BACKGROUND: While substance use disorders (SUD) disproportionately impact people with HIV (PWH), HIV clinics inconsistently provide evidence-based medications for addiction treatment (MAT). Patient receptivity to MAT is critical to enhance addiction treatment in these settings. However, we know little from patients about how to best integrate MAT into HIV clinics. METHODS: This qualitative study used four focus groups informed by the Promoting Action on Research Implementation in Health Services framework to identify barriers and facilitators to receiving opioid, alcohol, and tobacco use disorder care in HIV clinics.
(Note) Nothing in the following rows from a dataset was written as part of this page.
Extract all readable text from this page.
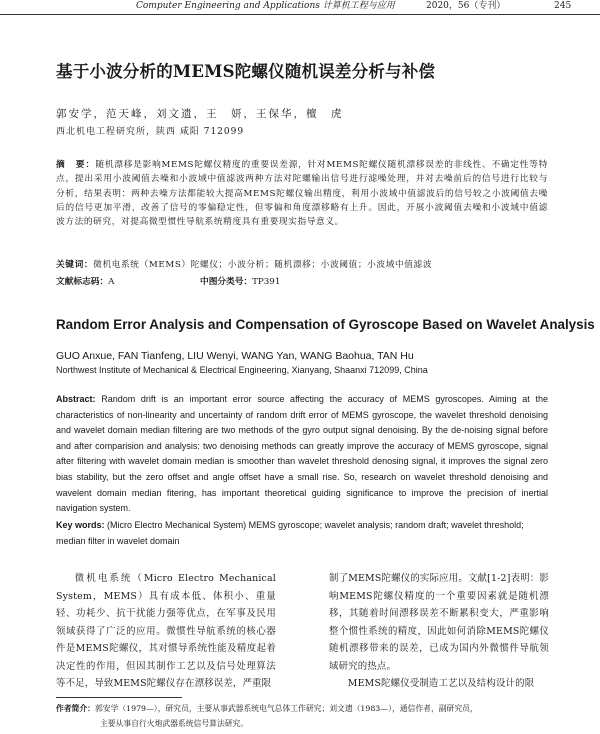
Computer Engineering and Applications 计算机工程与应用	2020，56（专刊）	245
基于小波分析的MEMS陀螺仪随机误差分析与补偿
郭安学，范天峰，刘文遗，王　妍，王保华，檀　虎
西北机电工程研究所，陕西 咸阳 712099
摘　要：随机漂移是影响MEMS陀螺仪精度的重要误差源，针对MEMS陀螺仪随机漂移误差的非线性、不确定性等特点，提出采用小波阈值去噪和小波域中值滤波两种方法对陀螺输出信号进行滤噪处理，并对去噪前后的信号进行比较与分析，结果表明：两种去噪方法都能较大提高MEMS陀螺仪输出精度，利用小波域中值滤波后的信号较之小波阈值去噪后的信号更加平滑，改善了信号的零偏稳定性，但零偏和角度漂移略有上升。因此，开展小波阈值去噪和小波域中值滤波方法的研究，对提高微型惯性导航系统精度具有重要现实指导意义。
关键词：微机电系统（MEMS）陀螺仪；小波分析；随机漂移；小波阈值；小波域中值滤波
文献标志码：A	中图分类号：TP391
Random Error Analysis and Compensation of Gyroscope Based on Wavelet Analysis
GUO Anxue, FAN Tianfeng, LIU Wenyi, WANG Yan, WANG Baohua, TAN Hu
Northwest Institute of Mechanical & Electrical Engineering, Xianyang, Shaanxi 712099, China
Abstract: Random drift is an important error source affecting the accuracy of MEMS gyroscopes. Aiming at the characteristics of non-linearity and uncertainty of random drift error of MEMS gyroscope, the wavelet threshold denoising and wavelet domain median filtering are two methods of the gyro output signal denoising. By the de-noising signal before and after comparision and analysis: two denoising methods can greatly improve the accuracy of MEMS gyroscope, signal after filtering with wavelet domain median is smoother than wavelet threshold denosing signal, it improves the signal zero bias stability, but the zero offset and angle offset have a small rise. So, research on wavelet threshold denoising and wavelent domain median fitering, has important theoretical guiding significance to improve the precision of inertial navigation system.
Key words: (Micro Electro Mechanical System) MEMS gyroscope; wavelet analysis; random draft; wavelet threshold; median filter in wavelet domain
微机电系统（Micro Electro Mechanical System，MEMS）具有成本低、体积小、重量轻、功耗少、抗干扰能力强等优点，在军事及民用领域获得了广泛的应用。微惯性导航系统的核心器件是MEMS陀螺仪，其对惯导系统性能及精度起着决定性的作用，但因其制作工艺以及信号处理算法等不足，导致MEMS陀螺仪存在漂移误差，严重限

制了MEMS陀螺仪的实际应用。文献[1-2]表明：影响MEMS陀螺仪精度的一个重要因素就是随机漂移，其随着时间漂移误差不断累积变大，严重影响整个惯性系统的精度，因此如何消除MEMS陀螺仪随机漂移带来的误差，已成为国内外微惯件导航领域研究的热点。

MEMS陀螺仪受制造工艺以及结构设计的限

作者简介：郭安学（1979—），研究员，主要从事武器系统电气总体工作研究；刘文遗（1983—），通信作者，副研究员，
主要从事自行火炮武器系统信号算法研究。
The study population included 28 patients with HIV and SUD receiving care at one of four HIV clinics in the northeastern United States. Focus groups were recorded and transcribed for content analysis. The study also performed a brief survey assessing demographics and behaviors. RESULTS: Focus groups revealed several major themes related to MAT in HIV clinics. Barriers included stigma around MAT, knowledge deficits about available MAT options and the impact of substance use on PWH, concerns about medication side effects, substance use screening without adequate clinician follow-up, and peers who discouraged MAT. Facilitators included recognition of substance use as a threat to overall health, integrated care from HIV clinicians, and support for addiction treatment from peers with lived experience. CONCLUSIONS: Efforts to enhance MAT in HIV clinics should include patient education to help them recognize addiction as a chronic disease with available medication treatment options; clinician and staff training to promote integrated, multidisciplinary screening and treatment; and thoughtful inclusion of peers with lived experience.